Ces derniers défilent sous la tente du bédouin de Syrte, qui savoure à l'occasion et son lait de chamelle et son plaisir de voir tous ces puissants de ce monde, qui ne voulaient pas le voir en peinture, faire le déplacement en Libye pour parler politique ou business.

Mais si l'isolement international de Kadhafi a cessé, ce n'est pas pour autant que son influence s'est accrue. Nombre de ses affidés regroupés au sein de la CEN-SAD (Communauté sahélo-saharienne) ont même pris leurs distances avec le Guide libyen.

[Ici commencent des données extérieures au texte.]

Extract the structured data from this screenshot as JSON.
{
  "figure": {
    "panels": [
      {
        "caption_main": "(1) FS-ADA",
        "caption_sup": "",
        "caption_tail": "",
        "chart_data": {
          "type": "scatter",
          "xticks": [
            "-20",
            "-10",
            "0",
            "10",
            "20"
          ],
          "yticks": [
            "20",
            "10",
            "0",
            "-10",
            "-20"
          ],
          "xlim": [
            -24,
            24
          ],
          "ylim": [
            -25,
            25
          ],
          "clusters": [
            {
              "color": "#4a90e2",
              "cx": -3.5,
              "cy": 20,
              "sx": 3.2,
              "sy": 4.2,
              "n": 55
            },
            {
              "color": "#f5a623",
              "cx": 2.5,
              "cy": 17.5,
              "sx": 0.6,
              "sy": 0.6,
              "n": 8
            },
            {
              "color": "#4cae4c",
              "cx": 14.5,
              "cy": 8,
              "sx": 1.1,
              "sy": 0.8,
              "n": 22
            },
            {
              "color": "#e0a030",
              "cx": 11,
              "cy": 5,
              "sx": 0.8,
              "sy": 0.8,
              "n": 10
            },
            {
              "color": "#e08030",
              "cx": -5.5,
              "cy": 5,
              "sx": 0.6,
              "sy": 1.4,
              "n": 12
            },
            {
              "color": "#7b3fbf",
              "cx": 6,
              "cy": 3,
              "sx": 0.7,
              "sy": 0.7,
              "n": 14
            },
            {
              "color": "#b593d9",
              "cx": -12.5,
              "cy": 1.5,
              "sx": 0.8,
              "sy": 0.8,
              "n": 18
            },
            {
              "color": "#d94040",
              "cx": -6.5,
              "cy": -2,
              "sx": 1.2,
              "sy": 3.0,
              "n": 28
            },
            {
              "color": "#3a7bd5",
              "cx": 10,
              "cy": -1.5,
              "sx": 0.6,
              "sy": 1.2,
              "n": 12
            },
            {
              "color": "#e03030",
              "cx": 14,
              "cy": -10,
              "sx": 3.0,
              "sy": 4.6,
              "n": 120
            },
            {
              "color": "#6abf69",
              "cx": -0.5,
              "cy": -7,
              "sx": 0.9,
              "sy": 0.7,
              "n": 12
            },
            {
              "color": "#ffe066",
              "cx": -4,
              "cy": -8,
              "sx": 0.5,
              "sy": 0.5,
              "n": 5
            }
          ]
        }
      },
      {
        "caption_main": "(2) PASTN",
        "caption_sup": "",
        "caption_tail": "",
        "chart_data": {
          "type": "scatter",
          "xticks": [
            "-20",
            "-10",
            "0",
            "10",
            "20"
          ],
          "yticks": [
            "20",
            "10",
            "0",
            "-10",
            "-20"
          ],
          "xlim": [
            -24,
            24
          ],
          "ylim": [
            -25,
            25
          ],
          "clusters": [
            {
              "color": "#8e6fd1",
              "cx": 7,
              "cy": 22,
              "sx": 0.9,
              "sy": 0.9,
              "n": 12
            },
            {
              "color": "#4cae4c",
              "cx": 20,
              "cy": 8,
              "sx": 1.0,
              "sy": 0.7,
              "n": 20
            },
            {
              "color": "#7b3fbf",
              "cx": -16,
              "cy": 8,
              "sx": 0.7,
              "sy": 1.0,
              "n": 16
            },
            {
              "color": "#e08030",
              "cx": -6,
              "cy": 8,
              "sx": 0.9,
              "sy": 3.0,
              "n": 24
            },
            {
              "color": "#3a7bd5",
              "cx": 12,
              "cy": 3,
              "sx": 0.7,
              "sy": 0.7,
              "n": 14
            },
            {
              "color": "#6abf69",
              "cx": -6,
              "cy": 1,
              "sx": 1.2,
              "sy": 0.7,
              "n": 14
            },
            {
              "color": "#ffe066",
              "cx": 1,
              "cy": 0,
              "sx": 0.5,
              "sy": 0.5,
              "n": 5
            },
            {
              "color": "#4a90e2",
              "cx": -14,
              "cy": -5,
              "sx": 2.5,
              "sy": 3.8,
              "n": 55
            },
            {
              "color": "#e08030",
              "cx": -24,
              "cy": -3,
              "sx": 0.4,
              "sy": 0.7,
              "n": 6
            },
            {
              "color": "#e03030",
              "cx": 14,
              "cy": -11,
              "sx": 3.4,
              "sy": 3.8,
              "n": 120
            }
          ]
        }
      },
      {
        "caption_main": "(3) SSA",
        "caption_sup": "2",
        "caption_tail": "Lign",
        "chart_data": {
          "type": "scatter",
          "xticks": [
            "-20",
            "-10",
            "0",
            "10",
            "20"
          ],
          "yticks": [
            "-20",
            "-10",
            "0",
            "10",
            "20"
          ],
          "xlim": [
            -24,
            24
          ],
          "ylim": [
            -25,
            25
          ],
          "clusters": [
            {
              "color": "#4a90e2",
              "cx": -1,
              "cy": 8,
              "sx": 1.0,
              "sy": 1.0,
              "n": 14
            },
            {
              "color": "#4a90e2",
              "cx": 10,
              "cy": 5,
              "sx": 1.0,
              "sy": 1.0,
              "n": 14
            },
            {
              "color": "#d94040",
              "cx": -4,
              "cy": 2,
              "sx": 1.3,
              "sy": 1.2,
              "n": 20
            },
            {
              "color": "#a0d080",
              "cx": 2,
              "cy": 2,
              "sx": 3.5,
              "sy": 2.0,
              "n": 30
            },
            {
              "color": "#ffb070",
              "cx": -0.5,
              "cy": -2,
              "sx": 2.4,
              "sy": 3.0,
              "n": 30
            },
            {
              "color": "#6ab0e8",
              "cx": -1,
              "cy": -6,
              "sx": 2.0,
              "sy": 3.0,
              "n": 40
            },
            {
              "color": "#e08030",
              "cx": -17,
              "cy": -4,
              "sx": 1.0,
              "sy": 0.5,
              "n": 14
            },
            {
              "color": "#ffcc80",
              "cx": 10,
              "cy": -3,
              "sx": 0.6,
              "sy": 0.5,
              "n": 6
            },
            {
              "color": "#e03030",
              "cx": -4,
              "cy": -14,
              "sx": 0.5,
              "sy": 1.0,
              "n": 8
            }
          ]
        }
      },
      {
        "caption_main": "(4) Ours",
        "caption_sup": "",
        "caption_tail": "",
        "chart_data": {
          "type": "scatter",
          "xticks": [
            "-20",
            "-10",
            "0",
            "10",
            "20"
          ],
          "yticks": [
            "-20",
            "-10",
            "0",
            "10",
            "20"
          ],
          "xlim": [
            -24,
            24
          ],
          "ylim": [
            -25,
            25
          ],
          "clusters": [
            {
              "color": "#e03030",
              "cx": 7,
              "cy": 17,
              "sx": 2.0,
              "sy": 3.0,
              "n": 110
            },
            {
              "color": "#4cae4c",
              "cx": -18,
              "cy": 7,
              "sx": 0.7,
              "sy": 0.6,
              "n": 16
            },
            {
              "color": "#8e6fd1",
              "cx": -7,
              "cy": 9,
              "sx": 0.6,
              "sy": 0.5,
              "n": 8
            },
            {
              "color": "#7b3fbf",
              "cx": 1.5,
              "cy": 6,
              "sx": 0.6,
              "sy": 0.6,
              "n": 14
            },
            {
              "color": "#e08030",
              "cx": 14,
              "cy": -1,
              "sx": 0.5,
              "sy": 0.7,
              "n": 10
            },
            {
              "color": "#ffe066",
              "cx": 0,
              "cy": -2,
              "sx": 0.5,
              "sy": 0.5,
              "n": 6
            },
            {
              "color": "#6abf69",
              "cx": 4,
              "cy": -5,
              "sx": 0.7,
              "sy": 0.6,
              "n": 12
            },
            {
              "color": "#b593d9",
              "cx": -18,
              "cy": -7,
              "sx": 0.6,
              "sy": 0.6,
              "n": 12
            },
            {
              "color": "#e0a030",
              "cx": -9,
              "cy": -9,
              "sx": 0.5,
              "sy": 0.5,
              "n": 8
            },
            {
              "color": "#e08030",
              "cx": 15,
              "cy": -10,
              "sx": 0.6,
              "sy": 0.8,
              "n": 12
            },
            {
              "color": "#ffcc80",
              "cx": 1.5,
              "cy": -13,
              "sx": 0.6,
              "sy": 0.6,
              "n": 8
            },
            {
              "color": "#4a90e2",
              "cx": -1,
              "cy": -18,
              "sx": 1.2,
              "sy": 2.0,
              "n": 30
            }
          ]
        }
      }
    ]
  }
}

Ces exécutions de fin mai - début juin 2010, qui ne seront pas les dernières, achèvent de convaincre ceux qui en doutaitent encore qu'Ubu roi ne croit ni aux Etats-Unis d'Afrique ni à la "race noire qui dominera un jour le monde".

 

Sa "négrophilie" n'est que de l'imposture pour maintenir autour de lui ce qui s'apparente à sa cour : certains pays subsahariens, en quête de subsides. Il va falloir pourtant qu'au prochain sommet de l'UA, prévu en juillet à Kampala, les différents chefs d'Etat, de la CEN-SAD ou non fassent comprendre au leader libyen que cette barbarie maquillée en actes de justice doit cesser. Entre gens qui aspirent au fédéralisme, on peut se dire la vérité.